The real story under the controversy over offshore drilling

On January 4 2018 Interior Secretary Zinke announced a plan to open up 90% of the U.S.’s offshore Exclusive Economic Zone, equivalent to more than three quarters of the land area of the United States to commercial recovery of oil and gas. The report ( stated that current moratoria put 94% of the this area under moratoria. Florida was to be excluded from the proposed open areas.

The Interior announcement set off heated opposition from environmentalists and governors of many states. Lena Moffitt, senior director of the Sierra Club’s Our Wild America campaign, said Monday in an email. “This debacle has further highlighted Donald Trump and his administration’s incompetence and failure to take the health, safety, and economic well-being of coastal communities seriously”

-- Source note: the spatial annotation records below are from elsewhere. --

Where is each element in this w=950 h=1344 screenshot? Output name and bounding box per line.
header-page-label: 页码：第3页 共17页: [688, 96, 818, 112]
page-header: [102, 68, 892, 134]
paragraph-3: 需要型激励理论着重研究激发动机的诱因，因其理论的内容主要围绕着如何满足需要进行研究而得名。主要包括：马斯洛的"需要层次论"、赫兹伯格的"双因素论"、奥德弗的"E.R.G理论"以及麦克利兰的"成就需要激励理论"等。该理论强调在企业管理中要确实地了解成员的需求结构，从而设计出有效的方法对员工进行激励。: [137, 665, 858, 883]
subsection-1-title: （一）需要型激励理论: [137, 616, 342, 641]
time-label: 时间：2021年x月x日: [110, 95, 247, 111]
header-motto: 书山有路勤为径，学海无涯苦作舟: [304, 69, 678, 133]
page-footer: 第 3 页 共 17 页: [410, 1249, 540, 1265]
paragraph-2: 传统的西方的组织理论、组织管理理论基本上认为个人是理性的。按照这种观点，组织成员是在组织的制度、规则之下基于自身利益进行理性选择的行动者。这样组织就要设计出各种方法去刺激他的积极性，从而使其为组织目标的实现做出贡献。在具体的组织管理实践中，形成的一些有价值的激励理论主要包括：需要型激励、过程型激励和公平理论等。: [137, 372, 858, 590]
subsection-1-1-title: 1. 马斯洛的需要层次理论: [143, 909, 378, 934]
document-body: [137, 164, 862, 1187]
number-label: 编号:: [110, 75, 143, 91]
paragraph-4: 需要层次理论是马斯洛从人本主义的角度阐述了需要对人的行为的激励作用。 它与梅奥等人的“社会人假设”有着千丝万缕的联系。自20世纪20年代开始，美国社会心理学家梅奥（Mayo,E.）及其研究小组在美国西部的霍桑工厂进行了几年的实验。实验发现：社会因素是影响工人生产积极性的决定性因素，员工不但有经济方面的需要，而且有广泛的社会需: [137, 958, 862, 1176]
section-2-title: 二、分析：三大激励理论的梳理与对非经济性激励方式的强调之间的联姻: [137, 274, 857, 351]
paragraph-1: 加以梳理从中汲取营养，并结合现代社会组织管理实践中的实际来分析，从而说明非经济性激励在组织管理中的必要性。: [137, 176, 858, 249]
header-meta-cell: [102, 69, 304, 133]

As a long-time researcher on offshore environmental policy I suggest that current objections to offshore drilling have less to do with real environmental hazards than with a unique US ideological conflict that emerged in the 1980s. Democrats became the party of environment and Republicans became the party of industry. Opponents to drilling declare that drilling will devastate the coastal environment and economy and throw every possible argument against it, justified or not. Industry and its conservative supporters are no angels either. They long ago abandoned public debate in favor of lobbying and behind the scenes networking on short-range goals.

Compare the 94% of U.S. under offshore moratorium up to the recent Interior Department action with Norway, an international environmental leader. Norway leases all potentially productive offshore areas except off the Lofoten Islands, north of the Arctic Circle, where there are cod spawning grounds. Its offshore oil industry coexists with Norway’s important fishing industry. Norway’s huge fund from petroleum revenues now covers the national pension system.

U.S. Geological Survey assessments show that potential hydrocarbon resources off Maryland are in the Mesozoic Taylorsville basin off Virginia and southern Maryland. They are primarily natural gas, not oil. Had Virginia and Maryland leased their offshore areas years ago and dedicated revenue from lease sales to renewable energy projects like offshore wind turbines and carbon burial they could have been national environmental leaders, even if no commercial production resulted (see state offshore sectors in figure from the Bureau of Ocean Energy Management (BOEM)

If the U.S. had not become embroiled in our battle-to-the-death conflict over natural resource policy it would now probably be a world leader against global climate change instead of a black sheep – with nearly the lowest proportion of renewable energy to total energy consumption among advanced nations. Whereas 3200 offshore wind turbines operate in European waters our regulatory and ideological impasses mean that we recently only got our first offshore wind farm off Block Island in 2016. Is it time to crawl out of our ideological caves and start acting rationally?